Photo and Video: Fastest Growing Mobile App Category

According to recent numbers released by Flurry, photo and video apps make up the fastest growing app category by time per active user. The company also notes the rise of smaller competitors to YouTube in the mobile video category.

Photo & Video was the fastest growing app category from October-March, with 89 percent growth in minutes spent per active user during that time span. Music boasted 72 percent growth, followed by Productivity with 66 percent growth, Social Networking with 54 percent growth and Entertainment with 40 percent growth.

“Beyond the topical Instagram success story, chances are that future hits are among these categories,” Flurry noted. “Some apps with momentum today include Path, Skout, Viddy, SocialCam, Evernote, Spotify and more.”

Flurry also looked at the monthly minutes spent per active user on Photo & Video apps, from July 2011 through March 2012. It found that in March, 231 minutes were spent with these apps per active user. This reflected a 166 percent surge from the 87 minutes observed back in July 2011.

Video-sharing apps were given credit for this increase in time spent with these apps: “Video sharing apps offer a compelling benefit to consumers, allowing them to conveniently capture, edit and share videos on-the-fly using the powerful mobile computing devices in their pockets.”

Flurry noted that the likes of Viddy and SocialCam are the “cool kids” threatening the strong grip YouTube has on the mobile video market.
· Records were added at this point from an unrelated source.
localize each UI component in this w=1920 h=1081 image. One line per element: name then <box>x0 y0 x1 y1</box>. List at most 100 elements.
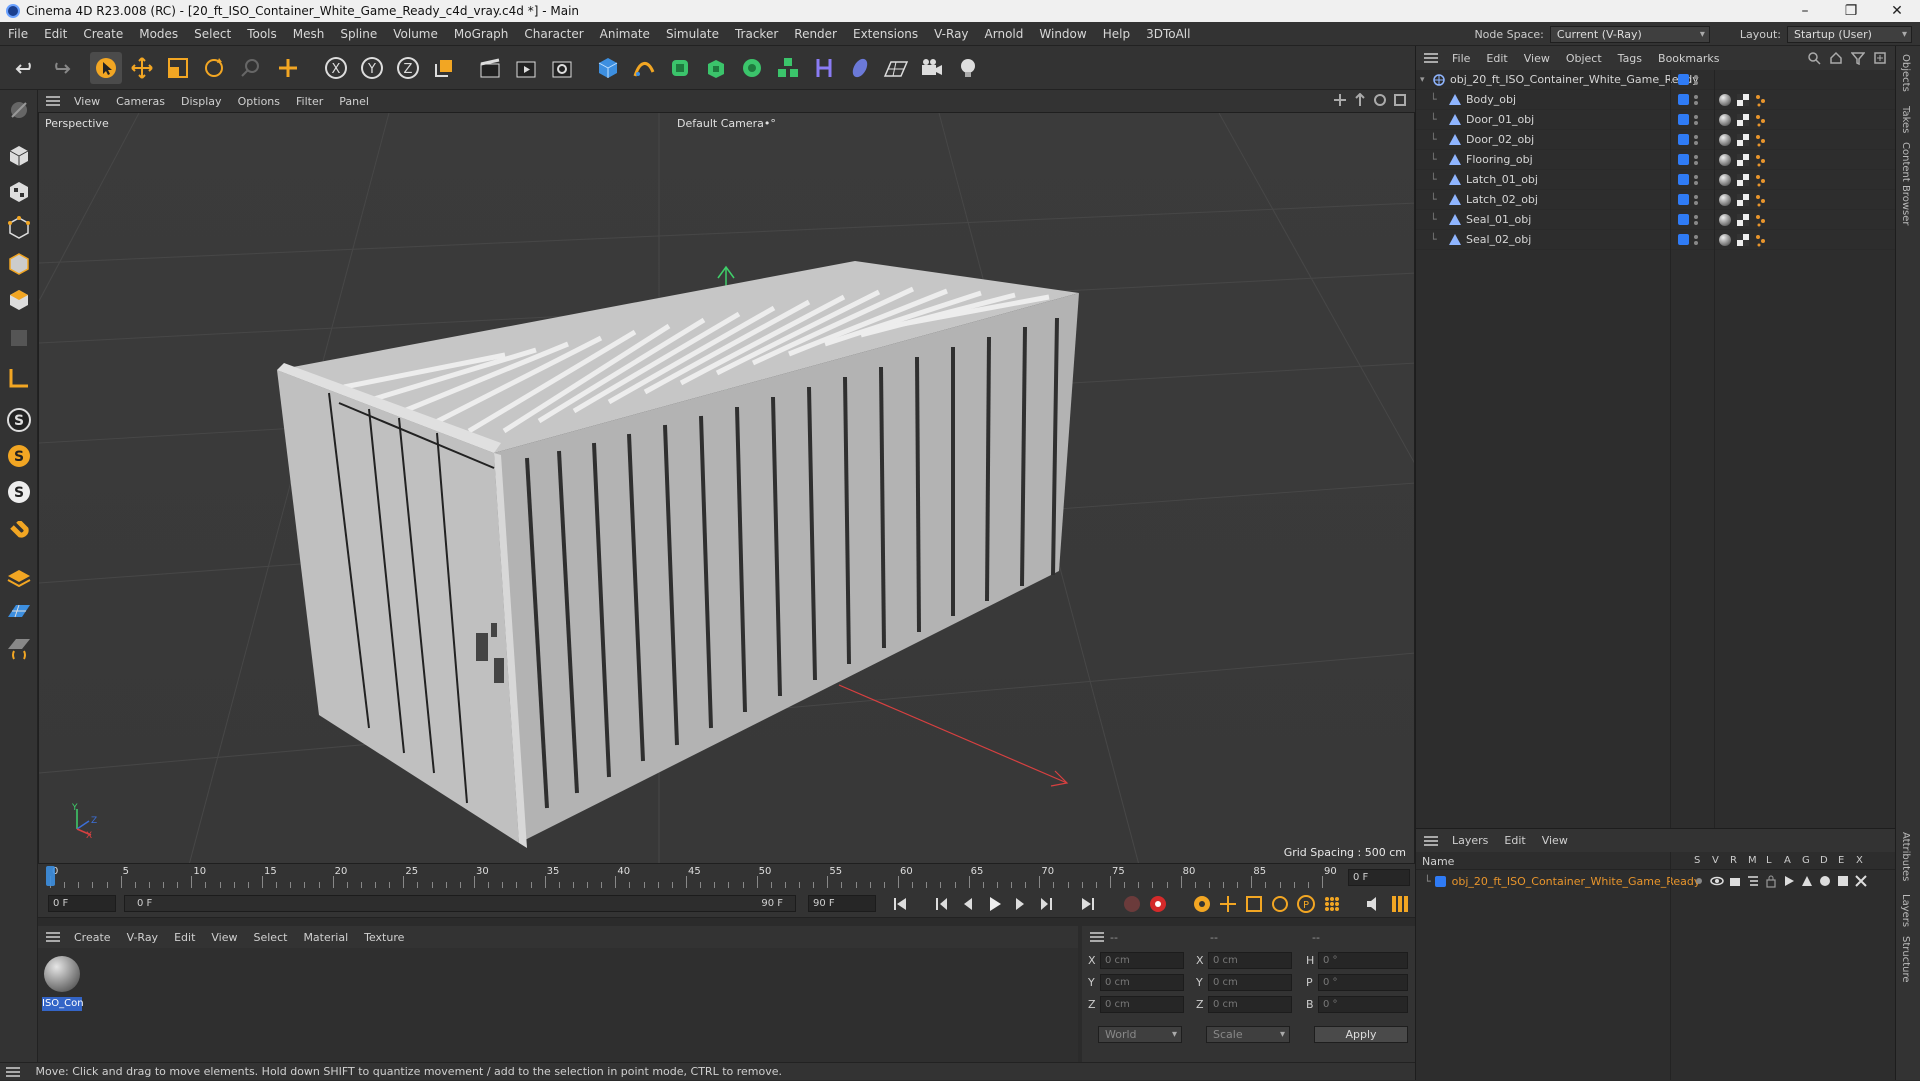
frame-range-slider[interactable]: 0 F 90 F <box>124 895 796 912</box>
move-tool-button[interactable] <box>126 52 158 84</box>
search-icon[interactable] <box>1807 51 1821 65</box>
object-menu-icon[interactable] <box>1424 53 1438 63</box>
menu-animate[interactable]: Animate <box>592 27 658 41</box>
start-frame-field[interactable]: 0 F <box>48 895 116 912</box>
layers-menu-icon[interactable] <box>1424 835 1438 846</box>
layer-color-swatch[interactable] <box>1678 234 1689 245</box>
uvw-checker-tag-icon[interactable] <box>1736 193 1750 207</box>
visibility-dots-icon[interactable] <box>1694 115 1698 125</box>
status-menu-icon[interactable] <box>6 1067 20 1077</box>
cloner-button[interactable] <box>736 52 768 84</box>
visibility-dots-icon[interactable] <box>1694 75 1698 85</box>
pan-icon[interactable] <box>1333 93 1347 107</box>
uvw-checker-tag-icon[interactable] <box>1736 133 1750 147</box>
visibility-dots-icon[interactable] <box>1694 195 1698 205</box>
play-icon[interactable] <box>984 894 1004 914</box>
uvw-checker-tag-icon[interactable] <box>1736 173 1750 187</box>
y-axis-lock-button[interactable]: Y <box>356 52 388 84</box>
menu-render[interactable]: Render <box>786 27 845 41</box>
menu-create[interactable]: Create <box>75 27 131 41</box>
phong-tag-icon[interactable] <box>1754 113 1768 127</box>
menu-vray[interactable]: V-Ray <box>926 27 976 41</box>
layers-menu-view[interactable]: View <box>1534 834 1576 847</box>
visibility-dots-icon[interactable] <box>1694 135 1698 145</box>
z-axis-lock-button[interactable]: Z <box>392 52 424 84</box>
menu-volume[interactable]: Volume <box>385 27 446 41</box>
home-icon[interactable] <box>1829 51 1843 65</box>
visible-eye-icon[interactable] <box>1710 874 1724 888</box>
uvw-checker-tag-icon[interactable] <box>1736 233 1750 247</box>
material-menu-vray[interactable]: V-Ray <box>119 931 167 944</box>
material-menu-material[interactable]: Material <box>295 931 356 944</box>
object-row[interactable]: └ Seal_02_obj <box>1416 230 1896 250</box>
object-row-root[interactable]: ▾ obj_20_ft_ISO_Container_White_Game_Rea… <box>1416 70 1896 90</box>
next-frame-icon[interactable] <box>1010 894 1030 914</box>
coords-transform-dropdown[interactable]: Scale <box>1206 1026 1290 1043</box>
tab-layers[interactable]: Layers <box>1900 894 1911 927</box>
next-key-icon[interactable] <box>1036 894 1056 914</box>
visibility-dots-icon[interactable] <box>1694 235 1698 245</box>
subdivision-surface-button[interactable] <box>664 52 696 84</box>
deformer-button[interactable] <box>808 52 840 84</box>
coordinate-value-field[interactable]: 0 ° <box>1318 974 1408 991</box>
material-menu-view[interactable]: View <box>203 931 245 944</box>
coordinate-value-field[interactable]: 0 cm <box>1208 974 1292 991</box>
3d-viewport[interactable]: Perspective Default Camera•° Grid Spacin… <box>38 112 1415 864</box>
viewport-menu-filter[interactable]: Filter <box>288 95 331 108</box>
object-row[interactable]: └ Door_02_obj <box>1416 130 1896 150</box>
menu-select[interactable]: Select <box>186 27 239 41</box>
menu-tools[interactable]: Tools <box>239 27 285 41</box>
tab-objects[interactable]: Objects <box>1900 54 1911 92</box>
coords-menu-icon[interactable] <box>1090 932 1104 942</box>
menu-window[interactable]: Window <box>1031 27 1094 41</box>
expressions-icon[interactable] <box>1836 874 1850 888</box>
uv-mode-button[interactable] <box>3 322 35 354</box>
menu-edit[interactable]: Edit <box>36 27 75 41</box>
coords-mode-dropdown[interactable]: World <box>1098 1026 1182 1043</box>
material-tag-icon[interactable] <box>1718 113 1732 127</box>
quantize-button[interactable]: S <box>3 476 35 508</box>
layers-menu-layers[interactable]: Layers <box>1444 834 1496 847</box>
material-tag-icon[interactable] <box>1718 233 1732 247</box>
autokey-icon[interactable] <box>1192 894 1212 914</box>
object-menu-object[interactable]: Object <box>1558 52 1610 65</box>
layer-color-swatch[interactable] <box>1678 114 1689 125</box>
coordinate-system-button[interactable] <box>428 52 460 84</box>
polygons-mode-button[interactable] <box>3 284 35 316</box>
deformers-icon[interactable] <box>1818 874 1832 888</box>
viewport-menu-display[interactable]: Display <box>173 95 230 108</box>
menu-help[interactable]: Help <box>1095 27 1138 41</box>
menu-file[interactable]: File <box>0 27 36 41</box>
grid-snap-button[interactable] <box>3 596 35 628</box>
solo-button[interactable] <box>3 560 35 592</box>
active-camera-label[interactable]: Default Camera•° <box>677 117 776 130</box>
undo-button[interactable] <box>10 52 42 84</box>
object-menu-file[interactable]: File <box>1444 52 1478 65</box>
tab-takes[interactable]: Takes <box>1900 106 1911 133</box>
node-space-dropdown[interactable]: Current (V-Ray) <box>1549 25 1710 43</box>
menu-modes[interactable]: Modes <box>131 27 186 41</box>
material-tag-icon[interactable] <box>1718 93 1732 107</box>
magnet-button[interactable] <box>3 518 35 550</box>
previous-frame-icon[interactable] <box>958 894 978 914</box>
redo-button[interactable] <box>44 52 76 84</box>
layer-color-swatch[interactable] <box>1678 214 1689 225</box>
edges-mode-button[interactable] <box>3 248 35 280</box>
close-button[interactable]: ✕ <box>1874 0 1920 22</box>
collapse-toggle-icon[interactable]: ▾ <box>1420 75 1430 85</box>
uvw-checker-tag-icon[interactable] <box>1736 93 1750 107</box>
key-rotation-icon[interactable] <box>1270 894 1290 914</box>
material-swatch[interactable]: ISO_Con <box>42 954 84 1011</box>
viewport-menu-options[interactable]: Options <box>230 95 288 108</box>
phong-tag-icon[interactable] <box>1754 133 1768 147</box>
manager-icon[interactable] <box>1746 874 1760 888</box>
coordinate-value-field[interactable]: 0 cm <box>1208 996 1292 1013</box>
menu-character[interactable]: Character <box>516 27 591 41</box>
phong-tag-icon[interactable] <box>1754 233 1768 247</box>
viewport-menu-icon[interactable] <box>46 96 60 106</box>
previous-key-icon[interactable] <box>932 894 952 914</box>
menu-3dtoall[interactable]: 3DToAll <box>1138 27 1198 41</box>
layers-menu-edit[interactable]: Edit <box>1496 834 1533 847</box>
uvw-checker-tag-icon[interactable] <box>1736 153 1750 167</box>
render-view-button[interactable] <box>474 52 506 84</box>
Those smaller competitors are part of a new wave of companies that are focusing on mobile as their primary platform.

Still, Google Sites (led by YouTube) on the traditional desktop-based Internet occupied 425 minutes per active user in March, well above the 231-minute mark for iOS and Android video apps. This was, however, a smaller gap than the 472-152 distance seen in December.

A separate report from comScore found that smartphone apps accounted for 4 in every 5 mobile media minutes in March.

While Web properties such as Google Sites, Facebook, Twitter, Yahoo Sites, Amazon Sites and eBay saw most of their consumption happen via apps, The Weather Channel, Microsoft Sites and ESPN saw most of its consumption happen via mobile browsers.

Wikimedia Foundation Sites saw all its consumption happen via mobile browsers in March, while Apple, Cooliris and Zynga saw virtually all their consumption happen via apps.